More and more museums, for example the Stapferhaus in Lenzburg use VR as a special exhibition element. At the latest exhibition in the Dresden Hygiene Museum is about pets and their owners. Curator Christoph Willmitzer explains in an interview in the Deutschlandfunkthat they are opening up a very broad spectrum with this project. The exhibition with around 250 exhibits ranges from beautiful and impressive moments with pets to dark and perhaps also disgusting topics such as cruelty to animals or zoophilia, commonly known as bestiality, because they don't want to leave it unmentioned.
Animal rights and ethics with VR
They are dedicating an entire room to animal rights and ethical issues. "What we are really focussing on - and I think this is also something new or surprising about the exhibition - we are dedicating an entire room to animal rights and ethical issues. We are changing our perspective: How are pets actually doing with everything we do to them?" says Willmitzer.
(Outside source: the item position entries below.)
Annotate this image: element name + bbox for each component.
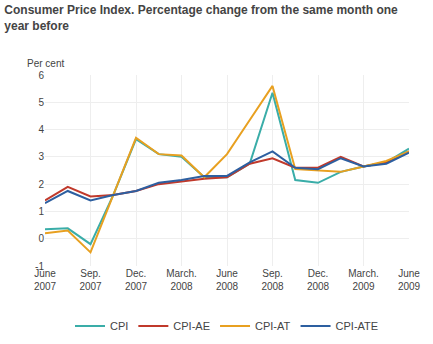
svg-text:1: 1 — [38, 206, 44, 217]
svg-text:March.2008: March.2008 — [166, 268, 197, 292]
svg-text:CPI-AT: CPI-AT — [255, 320, 291, 332]
svg-text:0: 0 — [38, 233, 44, 244]
svg-text:June2008: June2008 — [216, 268, 239, 292]
svg-text:June2007: June2007 — [34, 268, 57, 292]
svg-text:Per cent: Per cent — [27, 58, 64, 69]
svg-text:Consumer Price Index. Percenta: Consumer Price Index. Percentage change … — [4, 3, 398, 33]
svg-text:Sep.2008: Sep.2008 — [261, 268, 284, 292]
svg-text:2: 2 — [38, 179, 44, 190]
svg-text:Dec.2007: Dec.2007 — [125, 268, 148, 292]
svg-text:CPI: CPI — [110, 320, 128, 332]
svg-text:5: 5 — [38, 97, 44, 108]
svg-text:-1: -1 — [35, 261, 44, 272]
svg-text:March.2009: March.2009 — [348, 268, 379, 292]
svg-text:Dec.2008: Dec.2008 — [307, 268, 330, 292]
svg-text:6: 6 — [38, 70, 44, 81]
svg-text:CPI-AE: CPI-AE — [173, 320, 210, 332]
svg-text:3: 3 — [38, 151, 44, 162]
svg-text:4: 4 — [38, 124, 44, 135]
svg-text:June2009: June2009 — [398, 268, 421, 292]
svg-text:Sep.2007: Sep.2007 — [79, 268, 102, 292]
svg-text:CPI-ATE: CPI-ATE — [336, 320, 379, 332]
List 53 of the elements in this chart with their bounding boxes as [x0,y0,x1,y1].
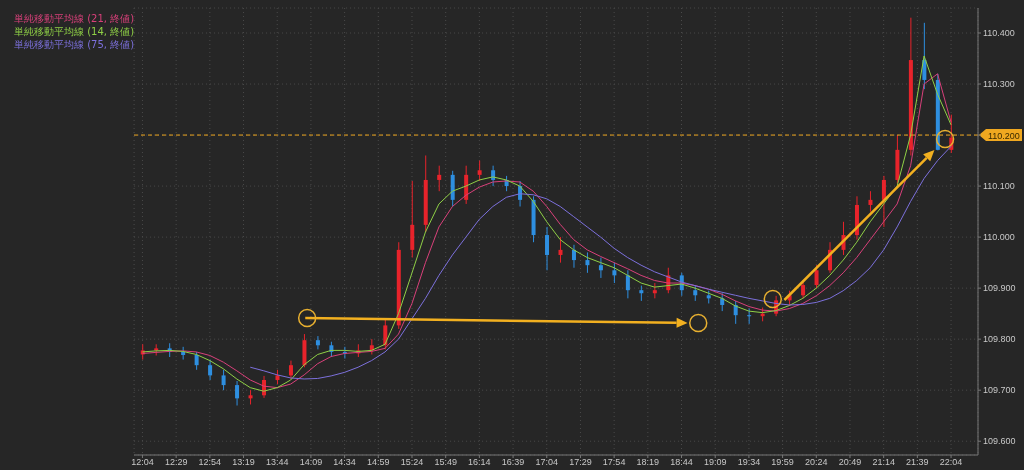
y-tick-label: 110.100 [983,181,1015,192]
candlestick [221,369,226,391]
candlestick [585,251,590,274]
candlestick [477,160,482,182]
x-tick-label: 19:09 [703,457,727,468]
y-tick-label: 110.400 [983,28,1015,39]
x-tick-label: 12:54 [198,457,222,468]
y-tick-label: 109.900 [983,283,1016,294]
candlestick [558,236,563,264]
x-tick-label: 15:49 [434,457,457,468]
x-tick-label: 20:49 [838,457,862,468]
candlestick [598,257,603,279]
candlestick [868,190,873,213]
x-tick-label: 20:24 [805,457,828,468]
x-tick-label: 18:19 [636,457,660,468]
candlestick [612,262,617,284]
text: 単純移動平均線 (75, 終値) [14,38,135,51]
y-tick-label: 109.800 [983,334,1016,345]
x-tick-label: 15:24 [400,457,424,468]
x-tick-label: 21:14 [872,457,895,468]
candlestick [545,226,550,271]
candlestick [437,165,442,192]
x-tick-label: 21:39 [906,457,929,468]
y-tick-label: 109.700 [983,385,1016,396]
x-tick-label: 22:04 [939,457,963,468]
x-tick-label: 12:04 [131,457,154,468]
candlestick [208,359,213,381]
candlestick [571,244,576,269]
x-tick-label: 14:59 [367,457,390,468]
y-tick-label: 109.600 [983,436,1016,447]
text: 単純移動平均線 (21, 終値) [14,12,135,25]
candlestick [625,269,630,299]
ref-line-label: 110.200 [988,130,1020,141]
x-tick-label: 19:34 [737,457,761,468]
candlestick [235,380,240,406]
x-tick-label: 18:44 [670,457,693,468]
x-tick-label: 13:44 [265,457,289,468]
x-tick-label: 19:59 [771,457,794,468]
text: 単純移動平均線 (14, 終値) [14,25,135,38]
x-tick-label: 16:39 [501,457,525,468]
x-tick-label: 17:29 [569,457,592,468]
y-tick-label: 110.000 [983,232,1015,243]
candlestick [315,335,320,350]
candlestick [881,175,886,228]
x-tick-label: 17:54 [602,457,626,468]
x-tick-label: 14:34 [333,457,356,468]
x-tick-label: 16:14 [468,457,491,468]
candlestick [288,360,293,380]
y-tick-label: 110.300 [983,79,1015,90]
x-tick-label: 13:19 [232,457,255,468]
x-tick-label: 17:04 [535,457,559,468]
x-tick-label: 12:29 [164,457,188,468]
x-tick-label: 14:09 [299,457,323,468]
The museum is using VR for the first time to change perspectives. Visitors have the opportunity to slip into the scales of a fish and experience what it's like to live your life in an aquarium. To experience the artificial world, you have to enter an oversized aquarium - without water, but with VR goggles dangling from the ceiling. As soon as you put them on, a fish's view of its underwater surroundings opens up in virtual reality. "The fact that a giant crab and a jellyfish appear may be more reminiscent of the open sea than the confines of an aquarium, but it doesn't detract from the experience. These virtual reality goggles (of which there is only one) should soon see the first queues of visitors inside the exhibition," says one enthusiastic tester.
According to Willmitzer, such a change of perspective is extremely important in order to show visitors something in an impressive way. Of course, we can only speculate about how pets perceive their environment and how they feel about us humans, but perhaps it will inspire one or two people to think a little differently.